Actually, compared to a lot of gay guys I know, I don’t worry about it too much. I guess the main reason I can be completely comfortable in my skin as a man is my dad. Those of you who know him know that he’s a giant redwood of a man who has spent most of his life tearing down (and occasionally blowing up) buildings. For the past year, he has been in New Orleans helping dig the city out of its mucky neglect. In short, his butch bona fides are there for all to see and have never been questioned.
But he’s also an amazingly delicate man with a laugh that is prone to escalating into a high giggle, a propensity to cry at the movies and a steadfast commitment to doing his share (OK, more than his share) of the housework. He has never told a fart joke and no matter how filthy hours of work on a demolition site might make him, his nails are always fastidiously clean. I’m not sure which of my sisters started it, but we’ve called him a “sensitive new age redneck” for years–which I suppose means for him it’s no contradiction to listen to Rush Limbaugh and tell me how angry he gets when the GOP has another of its bad jags of gay-baiting. The “Big L” is an amazing guy and as different as our lives are, he’s an amazing father and role model for me. Here is my favorite recent picture of him, with me at David’s and my wedding in Vancouver:
(That may well have been his pink cocktail by the way… he hardly ever drinks but when he does he kind of likes the girly drinks.)
And just for good measure, a shot of him and his Christmas present the previous year:
The Quake being, of course, the gay rugby team David and I played on. Why not?

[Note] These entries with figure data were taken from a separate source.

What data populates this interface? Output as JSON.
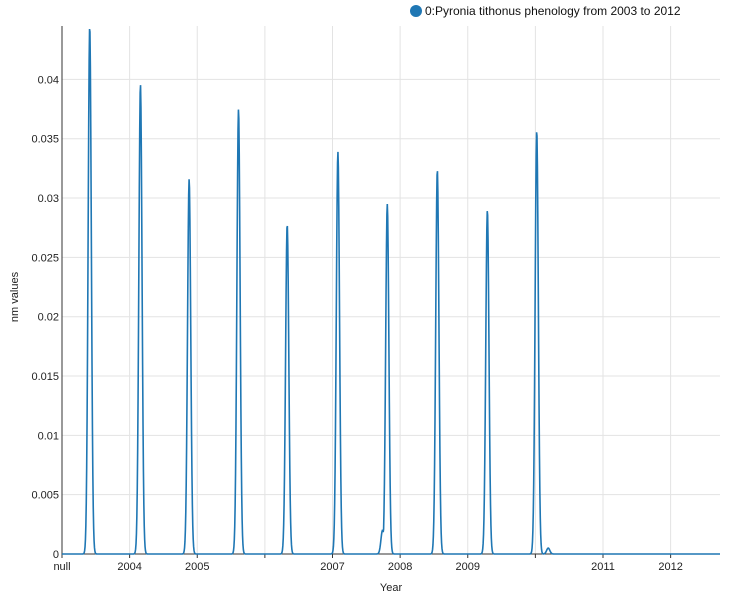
{
  "chart_data": {
    "type": "line",
    "xlabel": "Year",
    "ylabel": "nm values",
    "ylim": [
      0,
      0.0445
    ],
    "xlim": [
      2003.0,
      2012.73
    ],
    "yticks": [
      0,
      0.005,
      0.01,
      0.015,
      0.02,
      0.025,
      0.03,
      0.035,
      0.04
    ],
    "ytick_labels": [
      "0",
      "0.005",
      "0.01",
      "0.015",
      "0.02",
      "0.025",
      "0.03",
      "0.035",
      "0.04"
    ],
    "xticks": [
      2003.0,
      2004.0,
      2005.0,
      2006.0,
      2007.0,
      2008.0,
      2009.0,
      2010.0,
      2011.0,
      2012.0
    ],
    "xtick_labels": [
      "null",
      "2004",
      "2005",
      "",
      "2007",
      "2008",
      "2009",
      "",
      "2011",
      "2012"
    ],
    "grid": true,
    "legend_position": "top-right",
    "series": [
      {
        "name": "0:Pyronia tithonus phenology from 2003 to 2012",
        "color": "#1f77b4",
        "peaks": [
          {
            "x": 2003.41,
            "y": 0.0445
          },
          {
            "x": 2004.16,
            "y": 0.0396
          },
          {
            "x": 2004.88,
            "y": 0.0316
          },
          {
            "x": 2005.02,
            "y": 0.0
          },
          {
            "x": 2005.61,
            "y": 0.0375
          },
          {
            "x": 2006.33,
            "y": 0.0278
          },
          {
            "x": 2007.08,
            "y": 0.0339
          },
          {
            "x": 2007.74,
            "y": 0.002
          },
          {
            "x": 2007.81,
            "y": 0.0295
          },
          {
            "x": 2008.55,
            "y": 0.0324
          },
          {
            "x": 2009.29,
            "y": 0.029
          },
          {
            "x": 2010.02,
            "y": 0.0357
          },
          {
            "x": 2010.19,
            "y": 0.0005
          }
        ]
      }
    ]
  }
}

All that is to say that I always knew, on a deeply personal level, that real men aren’t troubled by our contradictions–we revel in them. Walt Whitman is, of course, the patron saint of this faith:
Do I contradict myself?
Very well then, I conradict myself
(I am large, I contain multitudes.)
But there’s very little Whitman left these days, which I guess is one reason Modern Man needs a carnival. Just don’t waste your money on the ring toss.